Come è possibile che da settimane proprio tutti, dai giornali alle tv italiane, da Confindustria alla finanza internazionale, fino alle autorità europee o ai ministri di singoli Paesi del continente, bombardino a palle incatenate il governo M5S-Lega che non ha ancora legiferato un giorno? E più lo fanno più queste forze crescono nei consensi!? (E' successo lo stesso prima del voto del 4 marzo)

Addirittura appare fondata la notizia, rilanciata dal sito Dagospia, che le pulci al curriculum del premier incaricato Giuseppe Conte rilanciate da tutti i giornali le abbiano fatte i servizi segreti di un Paese amico che non vedendo di buon occhio l'alleanza giallo-verde ha messo in piedi un fact checking in tutte le università citate dal professore. Un clima corrosivo che si era visto forse solo nel 1994 con l'avvento di Berlusconi in politica.

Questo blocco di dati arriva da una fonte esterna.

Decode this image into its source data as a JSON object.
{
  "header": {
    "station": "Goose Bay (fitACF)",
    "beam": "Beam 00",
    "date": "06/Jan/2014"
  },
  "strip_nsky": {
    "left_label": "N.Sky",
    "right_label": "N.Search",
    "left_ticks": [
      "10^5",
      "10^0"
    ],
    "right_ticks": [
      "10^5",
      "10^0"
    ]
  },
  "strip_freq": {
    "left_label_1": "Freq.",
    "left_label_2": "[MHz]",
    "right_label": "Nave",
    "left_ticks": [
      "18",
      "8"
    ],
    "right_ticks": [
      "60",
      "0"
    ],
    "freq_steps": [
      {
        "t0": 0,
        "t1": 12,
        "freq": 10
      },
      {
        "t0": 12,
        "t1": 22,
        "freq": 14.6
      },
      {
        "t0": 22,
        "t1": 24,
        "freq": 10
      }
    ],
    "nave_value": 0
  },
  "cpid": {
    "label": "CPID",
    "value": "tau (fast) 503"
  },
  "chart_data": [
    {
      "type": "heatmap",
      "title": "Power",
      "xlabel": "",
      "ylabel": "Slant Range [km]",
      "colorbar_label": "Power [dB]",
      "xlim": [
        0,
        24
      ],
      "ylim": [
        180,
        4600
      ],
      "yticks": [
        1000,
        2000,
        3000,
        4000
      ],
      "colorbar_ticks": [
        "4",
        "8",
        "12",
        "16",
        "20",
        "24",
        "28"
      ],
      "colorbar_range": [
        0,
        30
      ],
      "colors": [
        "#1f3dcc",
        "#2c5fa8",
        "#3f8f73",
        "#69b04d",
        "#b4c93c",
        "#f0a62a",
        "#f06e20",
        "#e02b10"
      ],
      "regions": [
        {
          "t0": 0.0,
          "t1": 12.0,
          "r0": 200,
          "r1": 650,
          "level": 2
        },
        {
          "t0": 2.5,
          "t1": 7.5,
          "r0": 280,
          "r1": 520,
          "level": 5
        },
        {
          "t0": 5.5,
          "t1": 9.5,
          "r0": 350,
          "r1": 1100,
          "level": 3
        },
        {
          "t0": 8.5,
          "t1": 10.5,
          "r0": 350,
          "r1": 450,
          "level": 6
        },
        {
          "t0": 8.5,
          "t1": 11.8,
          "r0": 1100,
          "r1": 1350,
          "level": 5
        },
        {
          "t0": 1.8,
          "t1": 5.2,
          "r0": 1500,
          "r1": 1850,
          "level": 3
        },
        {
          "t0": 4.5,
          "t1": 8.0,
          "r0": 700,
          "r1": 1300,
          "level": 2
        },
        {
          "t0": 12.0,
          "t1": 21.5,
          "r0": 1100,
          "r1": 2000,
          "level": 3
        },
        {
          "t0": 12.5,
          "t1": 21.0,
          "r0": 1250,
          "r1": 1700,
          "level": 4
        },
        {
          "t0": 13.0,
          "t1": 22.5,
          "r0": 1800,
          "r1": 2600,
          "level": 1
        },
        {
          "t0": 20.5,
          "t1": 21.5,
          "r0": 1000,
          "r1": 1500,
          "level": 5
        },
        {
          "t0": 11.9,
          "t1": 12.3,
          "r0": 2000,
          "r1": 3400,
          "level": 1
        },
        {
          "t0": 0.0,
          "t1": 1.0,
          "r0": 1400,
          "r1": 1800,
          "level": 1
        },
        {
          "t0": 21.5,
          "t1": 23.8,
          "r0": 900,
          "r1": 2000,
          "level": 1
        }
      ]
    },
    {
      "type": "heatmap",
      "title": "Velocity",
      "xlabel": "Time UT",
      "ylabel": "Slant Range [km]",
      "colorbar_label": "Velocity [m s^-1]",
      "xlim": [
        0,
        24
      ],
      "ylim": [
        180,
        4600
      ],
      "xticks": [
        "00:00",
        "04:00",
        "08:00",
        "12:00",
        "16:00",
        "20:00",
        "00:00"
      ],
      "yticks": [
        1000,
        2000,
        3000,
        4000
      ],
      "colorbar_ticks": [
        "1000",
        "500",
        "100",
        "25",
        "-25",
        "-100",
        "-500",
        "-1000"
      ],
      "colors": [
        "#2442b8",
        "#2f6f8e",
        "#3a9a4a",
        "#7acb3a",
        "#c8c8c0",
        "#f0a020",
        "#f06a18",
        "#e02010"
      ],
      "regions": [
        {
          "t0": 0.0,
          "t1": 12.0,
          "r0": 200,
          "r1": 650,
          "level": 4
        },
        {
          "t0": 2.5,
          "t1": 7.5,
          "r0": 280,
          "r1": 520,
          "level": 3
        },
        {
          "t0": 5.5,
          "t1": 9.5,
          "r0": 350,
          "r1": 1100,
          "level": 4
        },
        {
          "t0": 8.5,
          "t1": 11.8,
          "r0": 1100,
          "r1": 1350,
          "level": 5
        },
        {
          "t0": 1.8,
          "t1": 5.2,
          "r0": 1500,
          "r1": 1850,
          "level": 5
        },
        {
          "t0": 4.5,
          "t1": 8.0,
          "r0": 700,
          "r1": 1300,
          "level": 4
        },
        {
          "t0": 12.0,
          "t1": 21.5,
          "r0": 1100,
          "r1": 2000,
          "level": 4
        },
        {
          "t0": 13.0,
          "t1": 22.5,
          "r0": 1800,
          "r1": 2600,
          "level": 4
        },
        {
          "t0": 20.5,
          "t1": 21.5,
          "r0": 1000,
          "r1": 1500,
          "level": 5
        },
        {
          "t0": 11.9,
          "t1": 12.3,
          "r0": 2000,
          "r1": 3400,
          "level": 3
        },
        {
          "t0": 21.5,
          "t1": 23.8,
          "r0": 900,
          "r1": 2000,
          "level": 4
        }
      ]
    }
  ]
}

Ma perché cresce il consenso di M5S-Lega? Perché da tempo nel rapporto tra establishment e gente comune del Belpaese qualcosa si è rotto irrimediabilmente. Il racconto della realtà fatto finora da chi ha il potere di rappresentarla, dai media come dalle forze politiche che sono state egemoni per anni, appare logoro, vecchio, non veritiero e manipolato alla fonte. Addirittura i copioni dei programmi tv che più reggono gli ascolti appaiono consunti, inadeguati, nel migliore dei casi mero intrattenimento, non in grado di rispondere alle domande profonde: Riuscirò ad avere un futuro decente? A curarmi? Potrò far studiare i miei figli? L'Italia tornerà ad essere un Paese in cui lavorare?

Nel paese diffuso, in due decenni è crollato il potere d'acquisto degli italiani (alcuni analisti sostengono che ci vorranno 20 anni di crescita per ricostruirlo) e interi settori industriali sono scomparsi. E di certo negli ultimi anni i partiti hanno peggiorato la vita degli italiani, con l'inedia o alterando un contesto pubblico già da incubo, con balzelli e regole deliranti che ingrassano la burocrazia dello Stato e ammazzano l'operosità del singolo.

“A nessuno frega un cazzo della vita che facciamo noi plebe”, mi ha risposto un oste di Bologna pochi giorni or sono mentre provavo a domandargli perché avesse espresso un voto antisistema apparentemente contraddittorio, al M5S alla Camera e alla Lega (centrodestra) al Senato. “ Noi siamo in perenne guerra col prossimo stronzo che vive al gradino più basso della scala sociale. E' questa la differenza tra i politici del passato e quelli di oggi! A questi non frega un cazzo!”. Le sue parole erano un confuso miscuglio di risentimento e mancanza di prospettive ma che di sicuro facevano emergere un punto: La politica non cambia più la vita delle persone, chiunque vada al governo. La politica cambia solo la vita di chi fa politica, non della gente comune.

I media italiani, quasi tutti sempre uguali a se stessi, costruiscono la realtà in cui viviamo. Oggi in più, notorietà, in massima parte televisiva, fa rima con establishment (sei casta!). Cioè quel settore che la realtà l'ha creata viene ritenuto, anche molte volte a torto, corresponsabile della crisi, la corruzione, la decadenza generale, la mancanza di prospettive ed ogni genere di stortura. Analisi spesso grossolana e fatta di risentimento ma che parte dalla pancia non più contenibile di un Paese in profonda crisi.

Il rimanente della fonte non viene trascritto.